Oil prices are falling due to an increase in global supply, largely because of an increase in production in the heavily over-regulated U.S., to include things like fracking (even the useful idiot leftists who’ve been demanding an end to fracking haven’t been so useful to OPEC these days):
The amount of oil Saudi Arabia supplied to markets fell last month, according to a person familiar with the country’s oil policy. Its production climbed.
The world’s biggest crude exporter supplied 9.36 million barrels a day last month, a reduction of 328,000 barrels daily from August, according to the person, who asked not to be identified, citing policy. The supply figure excludes what’s stored.

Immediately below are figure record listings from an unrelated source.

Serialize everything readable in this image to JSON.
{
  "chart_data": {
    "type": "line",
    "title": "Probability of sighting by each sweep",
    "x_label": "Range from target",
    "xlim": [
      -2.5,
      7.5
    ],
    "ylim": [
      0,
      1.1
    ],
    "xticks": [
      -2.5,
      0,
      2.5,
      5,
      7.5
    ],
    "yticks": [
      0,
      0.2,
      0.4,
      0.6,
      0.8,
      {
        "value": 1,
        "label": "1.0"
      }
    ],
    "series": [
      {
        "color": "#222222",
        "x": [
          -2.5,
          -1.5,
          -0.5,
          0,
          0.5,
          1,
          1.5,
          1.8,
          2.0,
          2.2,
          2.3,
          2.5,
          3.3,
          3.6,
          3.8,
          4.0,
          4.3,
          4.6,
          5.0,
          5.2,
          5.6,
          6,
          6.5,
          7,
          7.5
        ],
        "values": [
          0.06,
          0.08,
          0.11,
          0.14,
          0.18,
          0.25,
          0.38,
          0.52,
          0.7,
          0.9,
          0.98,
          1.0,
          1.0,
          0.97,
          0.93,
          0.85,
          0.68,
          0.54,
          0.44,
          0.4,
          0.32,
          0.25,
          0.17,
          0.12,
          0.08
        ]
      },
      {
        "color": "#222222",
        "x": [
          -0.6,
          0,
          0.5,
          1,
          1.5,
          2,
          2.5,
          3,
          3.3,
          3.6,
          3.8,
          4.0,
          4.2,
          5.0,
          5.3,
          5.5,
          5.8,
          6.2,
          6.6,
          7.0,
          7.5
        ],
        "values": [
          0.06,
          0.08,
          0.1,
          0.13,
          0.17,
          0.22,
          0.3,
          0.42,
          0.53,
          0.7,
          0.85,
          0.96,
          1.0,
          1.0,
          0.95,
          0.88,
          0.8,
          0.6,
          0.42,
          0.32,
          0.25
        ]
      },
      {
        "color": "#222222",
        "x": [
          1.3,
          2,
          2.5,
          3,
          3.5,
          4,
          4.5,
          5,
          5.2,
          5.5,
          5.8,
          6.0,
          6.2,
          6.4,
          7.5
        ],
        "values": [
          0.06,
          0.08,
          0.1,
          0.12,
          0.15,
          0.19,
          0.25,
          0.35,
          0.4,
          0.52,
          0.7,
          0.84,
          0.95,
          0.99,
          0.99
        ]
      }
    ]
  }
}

Saudi Arabia produced about 100,000 barrels a day more than in August, the person said.
Crude collapsed into a bear market this month as Saudi Arabia and other producers deepened price discounts for their oil, amid speculation they’re competing for market share in Asia. Global supplies are rising as the U.S. pumps the most in almost three decades and Russia’s output nears a post-Soviet record. Brent, the global oil benchmark, rose more than 1 percent immediately after the person’s comments.
“If this was an intentional cut by Saudi Arabia, I’d expect them to have cut the actual amount of oil produced and not just the supply to market,” Richard Mallinson, a London-based analyst at Energy Aspects Ltd., said by phone. “More is being read into the fluctuations than should be. I don’t see anything in these latest numbers to indicate a unilateral production cut.”
That part by Mallinson about advising that people shouldn’t read too much into Saudi Arabia’s supply to the market because they didn’t cut production is somewhat belied by a Saudi Prince’s comments earlier this month. As Shoebat.com reported, Prince Alwaleed bin Talal was more than just a little concerned about what the increase in oil supply would do to the Saudi economy.
The increased supply in places like the U.S. and Russia is also affecting Central American tyrants and a certain African country run by jihadists:
Angola, Libya and Venezuela have all said OPEC needs to take action on prices, with the Latin American nation’s President Nicolas Maduro calling for an emergency meeting in a televised address Oct. 17. Global markets are oversupplied by about 1 million barrels a day and OPEC needs to reduce collective output by at least 500,000 barrels a day, Libya’s OPEC governor Samir Kamal said by e-mail yesterday, adding that his comments reflected personal views.
Have you thanked an oil driller today?